Can I withdraw money from my life insurance?

Of course, you can withdraw money from your insurance policy. There are quite some ways, It all depends on your contract. For example: You can partially withdraw money from ULIP plans. You can avoid loans and breaking your fixed deposit in case you require a large sum.

Withdrawing money from ULIPs

According to IRDA norms, policyholders can partially withdraw thrice during the entire policy term up to a maximum of 25 percent of the fund value at the time of withdrawal, linked to defined life events. These life events include partial withdrawal for higher education, children’s marriage or critical illness (self and spouse) or buying or construction of a residential property. The partial withdrawal feature of ULIP makes it a unique and flexible plan.

You can partially withdraw if:

  • You are atleast 18 years of age.
  • You have completed the lock in period of 5 policy years.
  • all due premiums have been paid on time and the policy is in force.

Withdrawing money from traditional insurance policies.

Life insurance is a long term financial product. Though you may buy a policy with a specific long term need, you may require funds for various reasons like personal economic hardship. You can use the cash value, your traditional plan has built up to either surrender or take a loan against the policy. Term life insurance policies do not carry any cash value.

According to the new guidelines issued by the IRDA, which came into effect in February 1, 2020, surrender value norms have been revised to benefit policyholders. Surrender value is the amount you stand to get when you decide to make a premature exit from the plan, i.e. when you have decided to completely withdraw or terminate the policy before its maturity.

There are two types in surrender value – Guaranteed Surrender Value and Special Surrender Value. Higher of the two is paid as ‘surrender value’ at the time of surrender. If you’ve built up a sizable cash value, you may also choose to take out a loan against your policy. Life insurance companies often offer these cash-value loans at interest rates lower than a traditional bank loan.

And you’re not obligated to pay back the loan since you’re essentially borrowing your own money. Whatever money you borrow, plus interest, will be deducted from the death benefit when you die.

In the new surrender norms, a “Guaranteed Surrender Value” is acquired after paying the premiums for only 2 years now, which is 30 percent of the total premiums paid less any survival benefits already paid will be given to the policyholder, earlier it was 3 years.

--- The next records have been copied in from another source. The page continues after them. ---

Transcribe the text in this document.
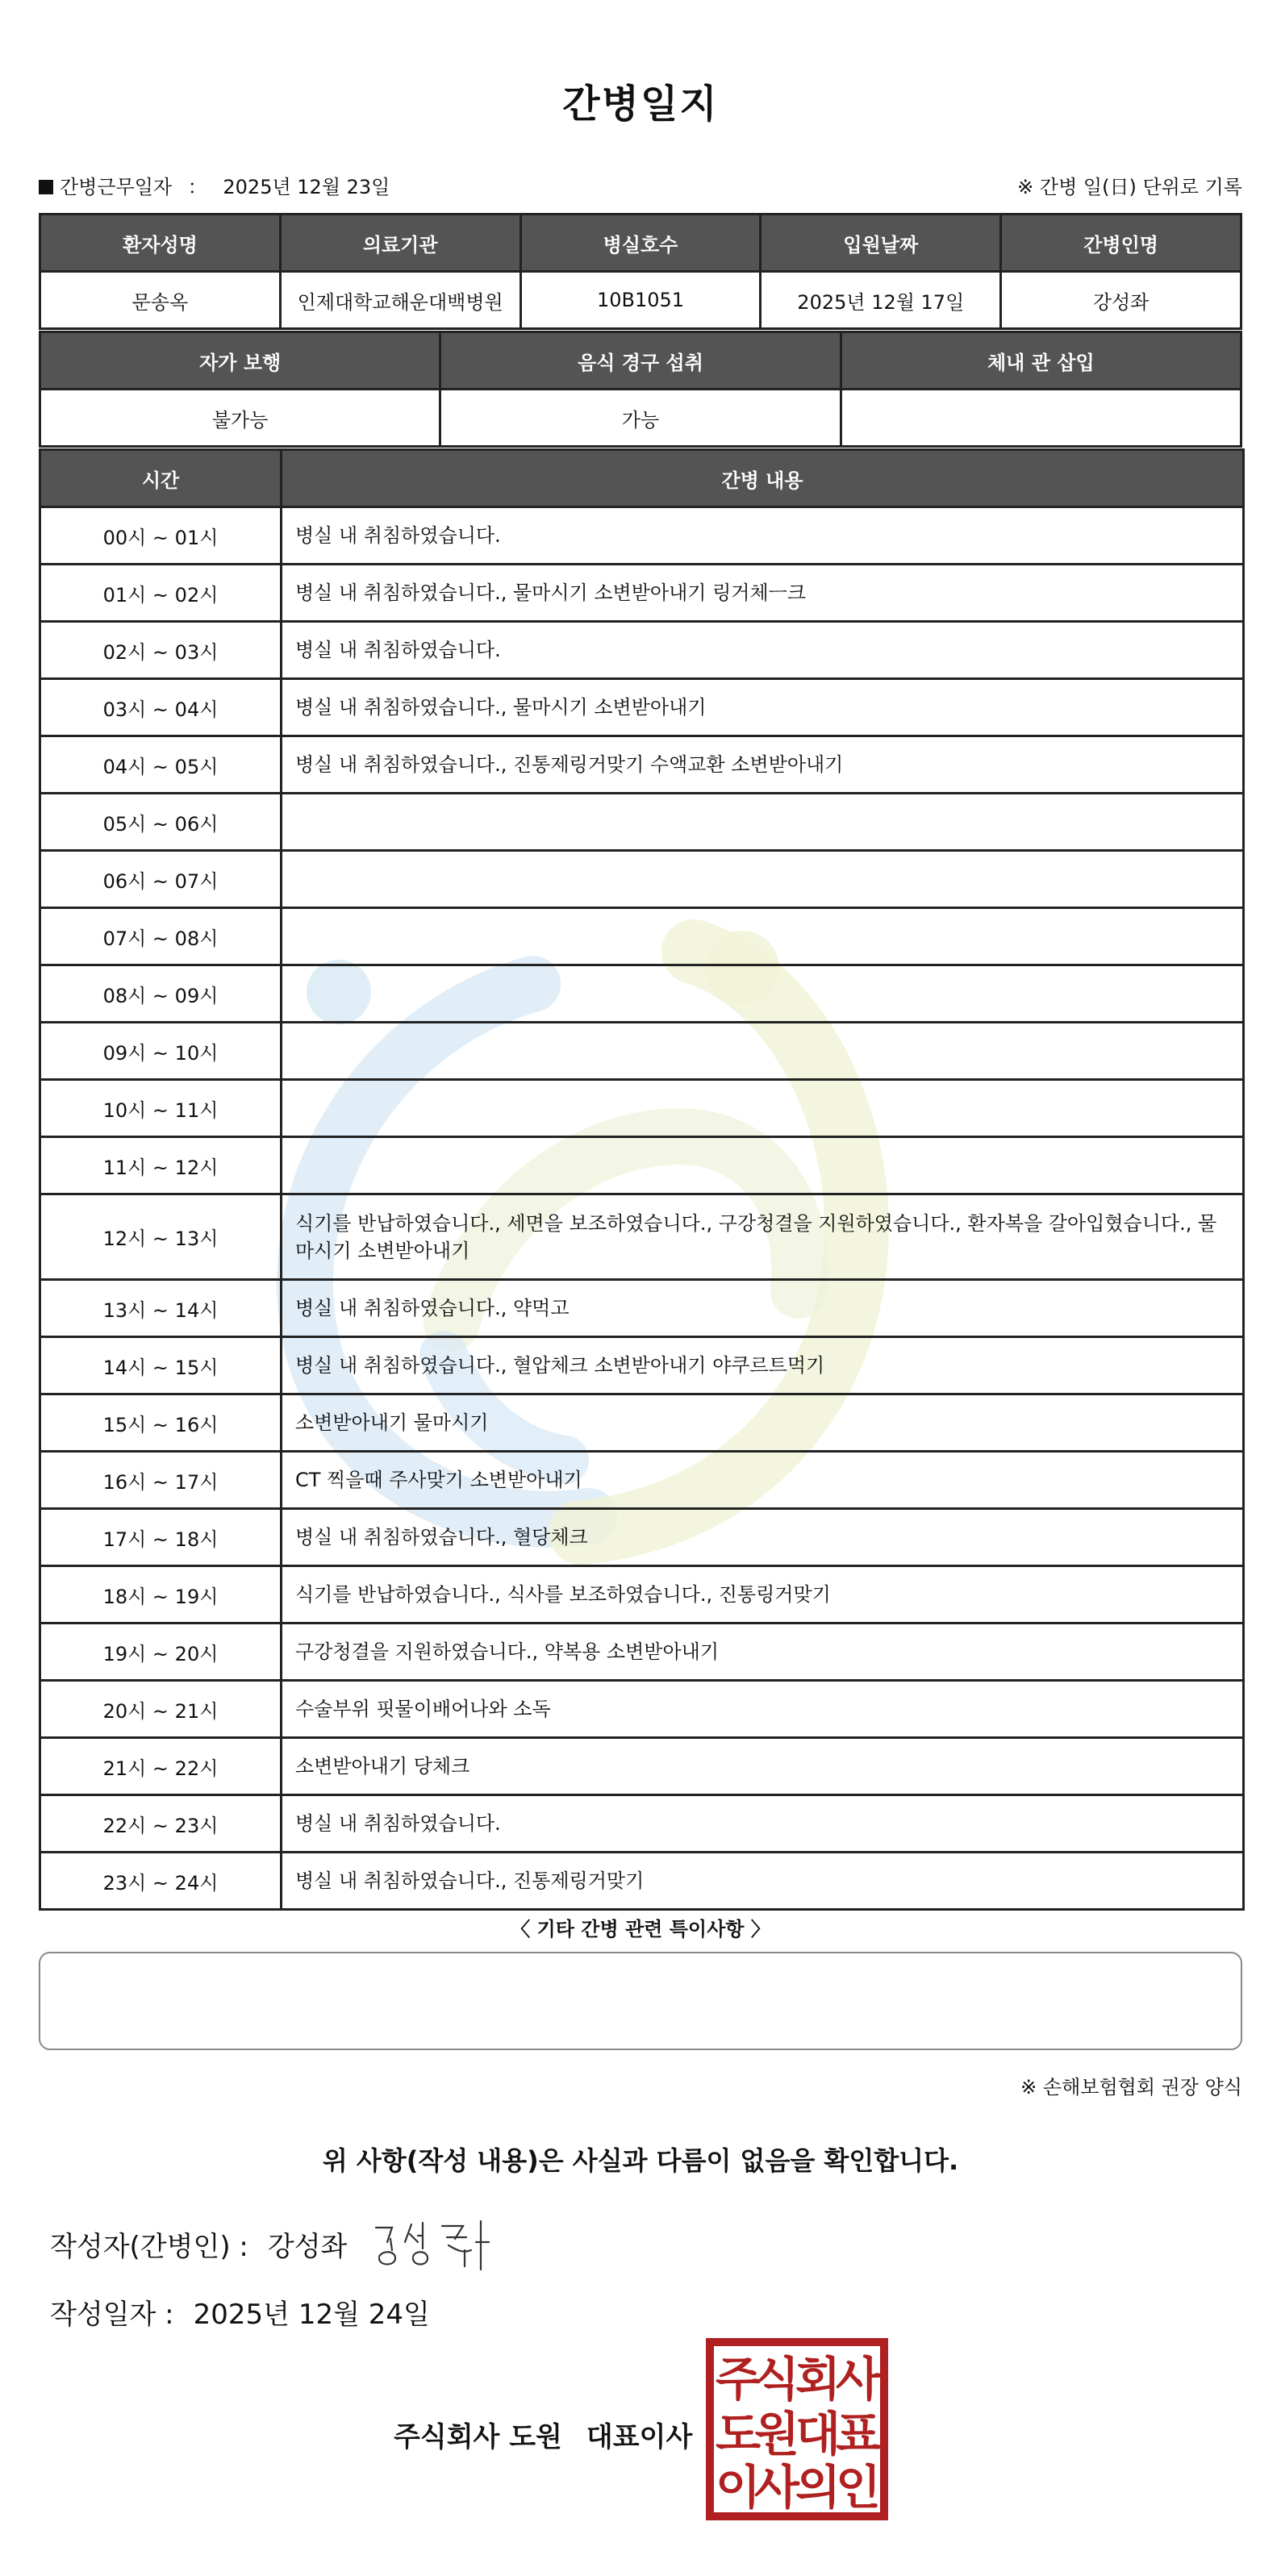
간병일지
간병근무일자 ： 2025년 12월 23일	※ 간병 일(日) 단위로 기록
환자성명	의료기관	병실호수	입원날짜	간병인명
문송옥	인제대학교해운대백병원	10B1051	2025년 12월 17일	강성좌
자가 보행	음식 경구 섭취	체내 관 삽입
불가능	가능	
시간	간병 내용
00시 ~ 01시	병실 내 취침하였습니다.
01시 ~ 02시	병실 내 취침하였습니다., 물마시기 소변받아내기 링거체ㅡ크
02시 ~ 03시	병실 내 취침하였습니다.
03시 ~ 04시	병실 내 취침하였습니다., 물마시기 소변받아내기
04시 ~ 05시	병실 내 취침하였습니다., 진통제링거맞기 수액교환 소변받아내기
05시 ~ 06시	
06시 ~ 07시	
07시 ~ 08시	
08시 ~ 09시	
09시 ~ 10시	
10시 ~ 11시	
11시 ~ 12시	
12시 ~ 13시	식기를 반납하였습니다., 세면을 보조하였습니다., 구강청결을 지원하였습니다., 환자복을 갈아입혔습니다., 물마시기 소변받아내기
13시 ~ 14시	병실 내 취침하였습니다., 약먹고
14시 ~ 15시	병실 내 취침하였습니다., 혈압체크 소변받아내기 야쿠르트먹기
15시 ~ 16시	소변받아내기 물마시기
16시 ~ 17시	CT 찍을때 주사맞기 소변받아내기
17시 ~ 18시	병실 내 취침하였습니다., 혈당체크
18시 ~ 19시	식기를 반납하였습니다., 식사를 보조하였습니다., 진통링거맞기
19시 ~ 20시	구강청결을 지원하였습니다., 약복용 소변받아내기
20시 ~ 21시	수술부위 핏물이배어나와 소독
21시 ~ 22시	소변받아내기 당체크
22시 ~ 23시	병실 내 취침하였습니다.
23시 ~ 24시	병실 내 취침하였습니다., 진통제링거맞기
〈 기타 간병 관련 특이사항 〉
※ 손해보험협회 권장 양식
위 사항(작성 내용)은 사실과 다름이 없음을 확인합니다.
작성자(간병인) : 강성좌
작성일자 : 2025년 12월 24일
주식회사 도원 대표이사
주
식
회
사
도
원
대
표
이
사
의
인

If the policy is surrendered after three years, the policyholder will get 35 per cent of the total premiums, less any survival benefits already paid. For the 4th to 7th year, the surrender value will increase to 50 per cent And if the policyholder surrenders the policy between the last two years before the policy matures, insurers will have to pay 90 per cent of the total premiums paid less any survival benefits already paid’ to the policyholder.

You always have the option to surrender your policy and receive the accrued cash value. But you’re relinquishing the death benefit when you surrender a life insurance policy, which means your heirs will receive nothing from the policy when you die.